1. O povo raciocina a partir do seu meio ambiente e de sua experiência de vida. Sabia o que era se alimentar e sabia também o que era comer carne de animais sacrificados tanto no Templo de Jerusalém quanto nos templos dos pagãos. Não entendia, porém, quando Jesus dizia que Ele era o pão vivo descido do céu e que esse pão é a sua carne dada para a vida do mundo. Eles sabiam quem era Jesus, conheciam sua família. Como então podia Ele dizer que tinha descido do céu? O povo não estava errado em seus questionamentos, e Jesus estava certo no que dizia ao povo. Hoje podemos entender que Jesus entregou a sua vida em sacrifício pela humanidade, para que todos tenham vida e vida em abundância. Quem comia a carne do animal sacrificado no Templo participava do sacrifício. Comer a carne de Cristo significa em primeiro lugar se unir a Ele e com Ele oferecer a própria vida em sacrifício. “Completar o que falta em nós da Paixão de Jesus Cristo.”

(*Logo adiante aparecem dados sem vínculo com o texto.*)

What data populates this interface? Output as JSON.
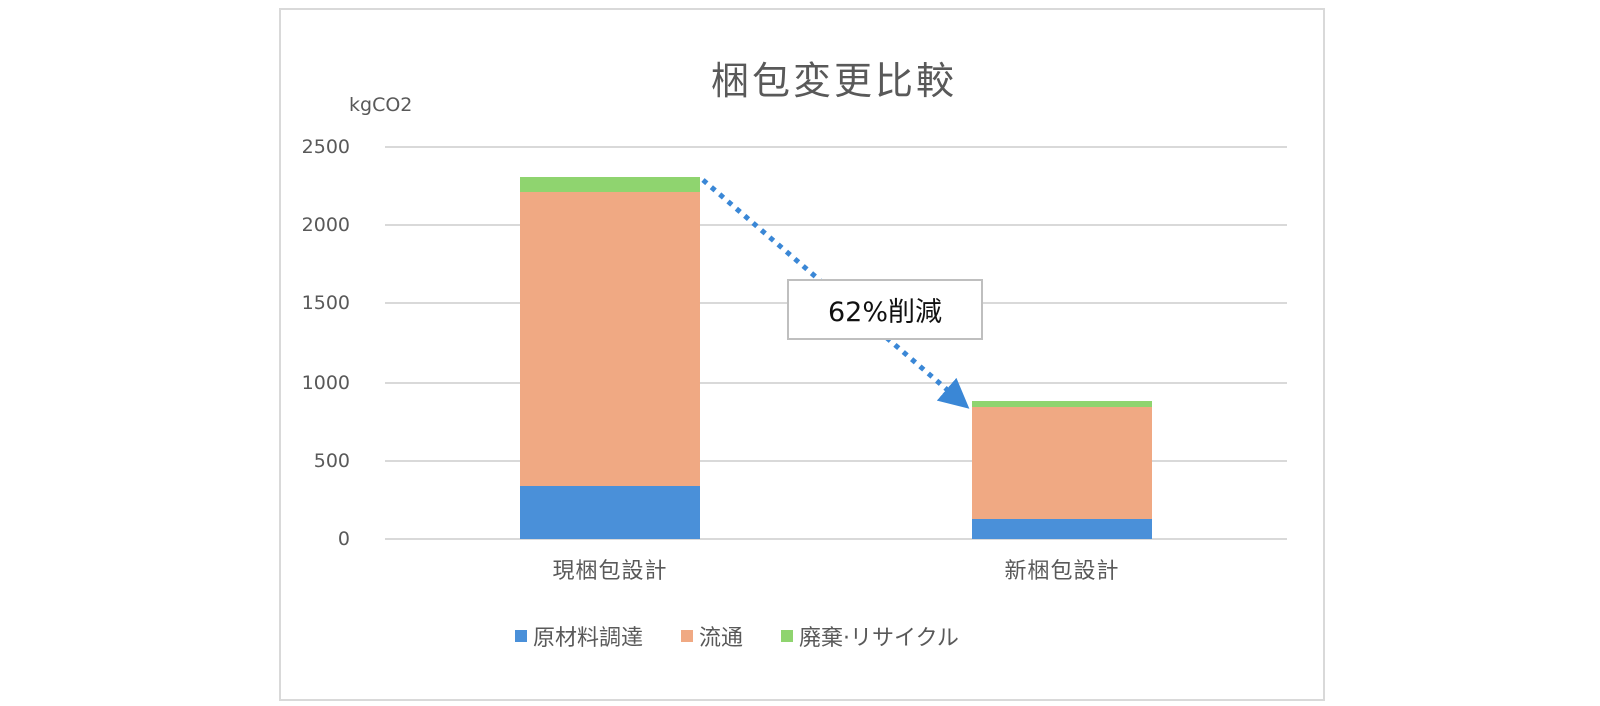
{
  "chart_data": {
    "type": "bar",
    "stacked": true,
    "title": "梱包変更比較",
    "ylabel": "kgCO2",
    "xlabel": "",
    "ylim": [
      0,
      2500
    ],
    "yticks": [
      0,
      500,
      1000,
      1500,
      2000,
      2500
    ],
    "grid": true,
    "legend_position": "bottom",
    "categories": [
      "現梱包設計",
      "新梱包設計"
    ],
    "series": [
      {
        "name": "原材料調達",
        "color": "#4a90d9",
        "values": [
          340,
          130
        ]
      },
      {
        "name": "流通",
        "color": "#f0a983",
        "values": [
          1870,
          713
        ]
      },
      {
        "name": "廃棄·リサイクル",
        "color": "#8fd46f",
        "values": [
          100,
          35
        ]
      }
    ],
    "totals": [
      2310,
      878
    ],
    "annotations": [
      {
        "text": "62%削減",
        "type": "callout-arrow",
        "from": "現梱包設計",
        "to": "新梱包設計",
        "arrow_color": "#3a87d6"
      }
    ]
  },
  "chart": {
    "title": "梱包変更比較",
    "unit_label": "kgCO2",
    "yticks": [
      "2500",
      "2000",
      "1500",
      "1000",
      "500",
      "0"
    ],
    "categories": [
      "現梱包設計",
      "新梱包設計"
    ],
    "legend": [
      "原材料調達",
      "流通",
      "廃棄·リサイクル"
    ],
    "callout": "62%削減"
  }
}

2. O Livro dos Reis nos conta a história do profeta Elias, desfalecido no deserto, que ouviu o anjo dizer-lhe: “Levanta-te e come, que o caminho é longo”. O anjo lhe ofereceu um pão e um jarro de água. Assim alimentado, Elias caminhou quarenta dias e quarenta noites até chegar ao Horeb, o monte de Deus. Essa leitura nos faz pensar nas palavras de Jesus: “Quem comer deste pão – que é Ele mesmo – viverá eternamente. Jesus é o alimento que nos dá força para caminhar até o monte de Deus, até onde Deus quiser! No dia 5 de maio último fez um ano do falecimento da irmã Miria Kolling. Ela nos deixou este canto que nos ajuda a meditar em companhia de Elias e de Jesus. “Quando te domina o cansaço e já não puderes dar um passo, quando o bem ao mal ceder, e tua vida não quiser ver um novo amanhecer: Levanta-te e come! Que o caminho é longo! Eu sou teu alimento, ó caminheiro! Eu sou o pão da vida verdadeiro! Te faço caminhar, vale e monte atravessar, pela Eucaristia! Quando te perderes no deserto e a morte então sentires perto, sem mais forças pra subir, sem coragem de assumir o que Deus de ti pedir. Quando a dor, o medo, a incerteza, tentam apagar tua chama acesa e tirar do coração a alegria e a paixão de lutar não ser em vão. Quando não achares o caminho, triste e abatido, vais sozinho, o olhar sem brilho e luz, sob o peso de tua cruz, que a lugar nenhum conduz: Levanta-te e come! Que o caminho é longo!”. Parece que não estamos indo para lugar nenhum. Na realidade, estamos nos aproximando do monte de Deus, o Horeb.
3. O pão e o vinho se tornam Eucaristia, o corpo e o sangue, “pelas palavras de Cristo e pela invocação do Espírito Santo”. A presença eucarística não é física, é sacramental e real. É obra do Espírito, o mesmo que deu início à encarnação do Verbo no seio de Maria. Quando recebemos a comunhão, o Espírito deve se manifestar numa explosão de amor. Estará entristecido se não encontrar canais de manifestação em nós. Não entristeçam, portanto, o Espírito Santo. Quem recebe a comunhão está marcado com um selo para o dia da libertação. Nele e nela não há amargura, irritação, cólera, gritaria, injúrias, qualquer tipo de maldade. Quem participa no altar do corpo e do sangue de Cristo Jesus é bondoso, compassivo e sabe perdoar.




Leituras e Salmos (13 a 18 de agosto)

2ªf.: Ez 1,2-5.24-28c; Sl 148; Mt 17,22-27.
3ªf.: Ez 2,8–3,4; Sl 118 (119); Mt 18,1-5.10.12-14.
4ªf.: Ez 9,1-7;10,18-22; Sl 112 (113); Mt 18,15-20.
5ªf.: Ez 12,1-12; Sl 77 (78); Mt 18,21–19,1.
6ªf.: Ez 16,1-15.60.63; Cânt:. Is 12,2-6; Mt 19,3-12.
Sáb.: Ez 18,1-10.13b.30-32; Sl 50 (51); Mt 19,13-15.